In place of the standard, 'trivalent' form of the vaccine, which contains weakened versions of each of the three types of poliovirus, using the strain-specific 'monovalent' vaccine should compensate for these obstacles and boost the vaccine's efficacy to the point that rapid polio eradication in India should be possible, the researchers report. India began introducing the monovalent vaccine in 2005.

'The question from parents and government officials in these regions is 'why, with so much vaccination, is polio still around?' Our paper shows that we're still seeing polio in India because the conditions there prevent the standard trivalent vaccine from working optimally, but this new vaccine should be able to finish the job,' said Grassly.

'This study makes an important contribution to the discussion about reaching the polio endgame,' said Barbara Jasny, deputy editor for Commentary at Science. 'Time will tell whether the ambitious goal of polio eradication is possible, but these findings should be part of the discussions about the best way forward.

'Our study has a positive message. It identifies the problem with the standard trivalent vaccine in these particular states but suggests that new monovalent vaccine will be very effective, provided a very high proportion of children, from all population subgroups, are immunized during each campaign,' Grassly said.

'The eradication programme has come so far, and it's getting very close. Finishing the job is very important. It's been a $4 billion investment, but it has a finite goal. That's the aim of eradication-to save children from paralysis and permit countries to place resources they would have to spend for polio prevention and treatment into other disease control programmes,' he said.

Grassly's team focused on Uttar Pradesh and Bihar, which the country's vaccination campaign has also targeted. These states were some of the smallpox virus' last refuges as well.

Basing their estimates on the number of times children in these states were vaccinated with the standard trivalent vaccine, the authors calculated that only 74 percent of children under five years old in these states were successfully immunised against the dominant strain of poliovirus by the end of 2005. In contrast 85 percent of children were successfully immunised in the rest of India with this same vaccine.

The reduced efficacy of the trivalent vaccine in Uttar Pradesh and Bihar appears to be the result of unsanitary and overcrowded living conditions, according to the researchers. The poliovirus typically passes through the faeces of infected people and spreads when people eat or drink contaminated food or water.

These conditions also mean a child is more likely to have other infections and diarrhoea, which can prevent the vaccine from working effectively.
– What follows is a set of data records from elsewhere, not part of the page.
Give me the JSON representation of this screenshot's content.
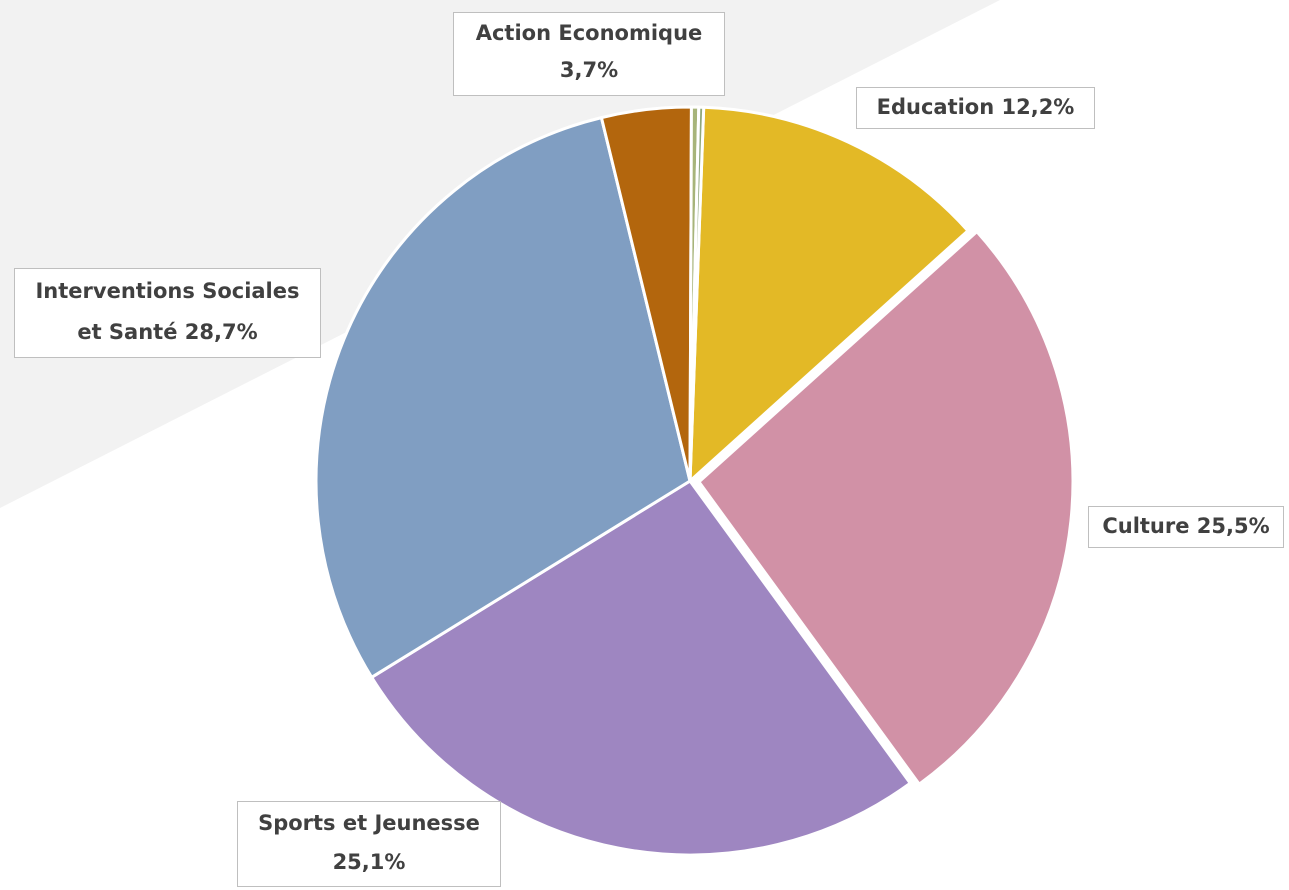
{
  "chart_data": {
    "type": "pie",
    "title": "",
    "slices": [
      {
        "label": "Education",
        "value": 12.2,
        "color": "#e3b926"
      },
      {
        "label": "Culture",
        "value": 25.5,
        "color": "#d191a6"
      },
      {
        "label": "Sports et Jeunesse",
        "value": 25.1,
        "color": "#9e86c1"
      },
      {
        "label": "Interventions Sociales et Santé",
        "value": 28.7,
        "color": "#809ec2"
      },
      {
        "label": "Action Economique",
        "value": 3.7,
        "color": "#b3660d"
      },
      {
        "label": "",
        "value": 0.3,
        "color": "#a7b47a"
      },
      {
        "label": "",
        "value": 0.2,
        "color": "#8fa77b"
      }
    ],
    "data_labels": {
      "education": "Education 12,2%",
      "culture": "Culture 25,5%",
      "sports_line1": "Sports et Jeunesse",
      "sports_line2": "25,1%",
      "interventions_line1": "Interventions Sociales",
      "interventions_line2": "et Santé  28,7%",
      "action_line1": "Action Economique",
      "action_line2": "3,7%"
    },
    "legend": "none"
  },
  "colors": {
    "background_band": "#f2f2f2",
    "label_border": "#bfbfbf",
    "label_text": "#404040"
  }
}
So, it is in exactly those areas where polio transmission is favoured that the efficacy of the vaccine is compromised.

The type 1 strain of the polio virus is now the dominant strain in India, eliminating the need for the standard trivalent vaccine, the authors report. The trivalent vaccine is typically used when more than one strain of the virus is at large in the population.

But the vaccine's weakened strains can interfere with each other inside the body, producing immunity to one strain but not another.

Carefully planned vaccine strategies using the monovalent vaccine could increase the immunization efficacy, enabling polio's eradication in India, Grassly and his colleagues conclude.